5. Sabedoria do coração é ser solidário com o irmão, sem o julgar. A caridade precisa de tempo. Tempo para cuidar dos doentes e tempo para os visitar. Tempo para estar junto deles, como fizeram os amigos de Jó: «Ficaram sentados no chão, ao lado dele, sete dias e sete noites, sem lhe dizer palavra, pois viram que a sua dor era demasiado grande» (Jó 2, 13). Mas, dentro de si mesmos, os amigos de Jó escondiam um juízo negativo acerca dele: pensavam que a sua infelicidade fosse o castigo de Deus por alguma culpa dele. Pelo contrário, a verdadeira caridade é partilha que não julga, que não tem a pretensão de converter o outro; está livre daquela falsa humildade que, fundamentalmente, busca aprovação e se compraz com o bem realizado.

A experiência de Jó só encontra a sua resposta autêntica na Cruz de Jesus, ato supremo de solidariedade de Deus para conosco, totalmente gratuito, totalmente misericordioso. E esta resposta de amor ao drama do sofrimento humano, especialmente do sofrimento inocente, permanece para sempre gravada no corpo de Cristo ressuscitado, naquelas suas chagas gloriosas que são escândalo para a fé, mas também verificação da fé (cf. Homilia na canonização de João XXIII e João Paulo II, 27 de Abril de 2014).

Mesmo quando a doença, a solidão e a incapacidade levam a melhor sobre a nossa vida de doação, a experiência do sofrimento pode tornar-se lugar privilegiado da transmissão da graça e fonte para adquirir e fortalecer a sapientia cordis. Por isso se compreende como Jó, no fim da sua experiência, pôde afirmar dirigindo-se a Deus: «Os meus ouvidos tinham ouvido falar de Ti, mas agora vêem-Te os meus próprios olhos» (42, 5). Também as pessoas imersas no mistério do sofrimento e da dor, se acolhido na fé, podem tornar-se testemunhas vivas duma fé que permite abraçar o próprio sofrimento, ainda que o homem não seja capaz, pela própria inteligência, de o compreender até ao fundo.

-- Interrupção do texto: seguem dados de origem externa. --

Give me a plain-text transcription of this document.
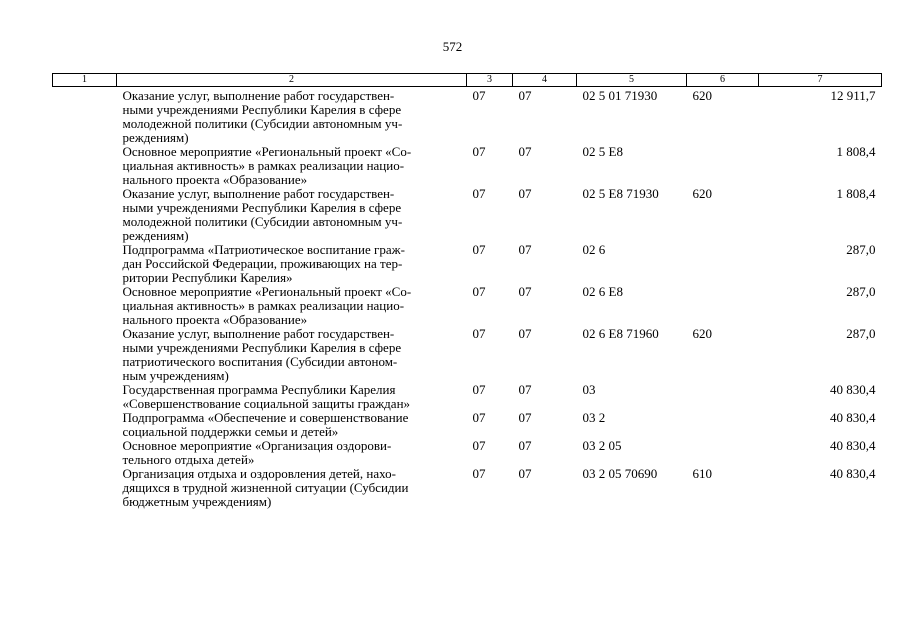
572
1	2	3	4	5	6	7
	Оказание услуг, выполнение работ государствен-
ными учреждениями Республики Карелия в сфере
молодежной политики (Субсидии автономным уч-
реждениям)	07	07	02 5 01 71930	620	12 911,7
	Основное мероприятие «Региональный проект «Со-
циальная активность» в рамках реализации нацио-
нального проекта «Образование»	07	07	02 5 E8		1 808,4
	Оказание услуг, выполнение работ государствен-
ными учреждениями Республики Карелия в сфере
молодежной политики (Субсидии автономным уч-
реждениям)	07	07	02 5 E8 71930	620	1 808,4
	Подпрограмма «Патриотическое воспитание граж-
дан Российской Федерации, проживающих на тер-
ритории Республики Карелия»	07	07	02 6		287,0
	Основное мероприятие «Региональный проект «Со-
циальная активность» в рамках реализации нацио-
нального проекта «Образование»	07	07	02 6 E8		287,0
	Оказание услуг, выполнение работ государствен-
ными учреждениями Республики Карелия в сфере
патриотического воспитания (Субсидии автоном-
ным учреждениям)	07	07	02 6 E8 71960	620	287,0
	Государственная программа Республики Карелия
«Совершенствование социальной защиты граждан»	07	07	03		40 830,4
	Подпрограмма «Обеспечение и совершенствование
социальной поддержки семьи и детей»	07	07	03 2		40 830,4
	Основное мероприятие «Организация оздорови-
тельного отдыха детей»	07	07	03 2 05		40 830,4
	Организация отдыха и оздоровления детей, нахо-
дящихся в трудной жизненной ситуации (Субсидии
бюджетным учреждениям)	07	07	03 2 05 70690	610	40 830,4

6. Confio este Dia Mundial do Doente à proteção materna de Maria, que acolheu no ventre e gerou a Sabedoria encarnada, Jesus Cristo, nosso Senhor.

Ó Maria, Sede da Sabedoria, intercedei como nossa Mãe por todos os doentes e quantos cuidam deles. Fazei que possamos, no serviço ao próximo sofredor e através da própria experiência do sofrimento, acolher e fazer crescer em nós a verdadeira sabedoria do coração.

Acompanho esta súplica por todos vós com a minha Bênção Apostólica.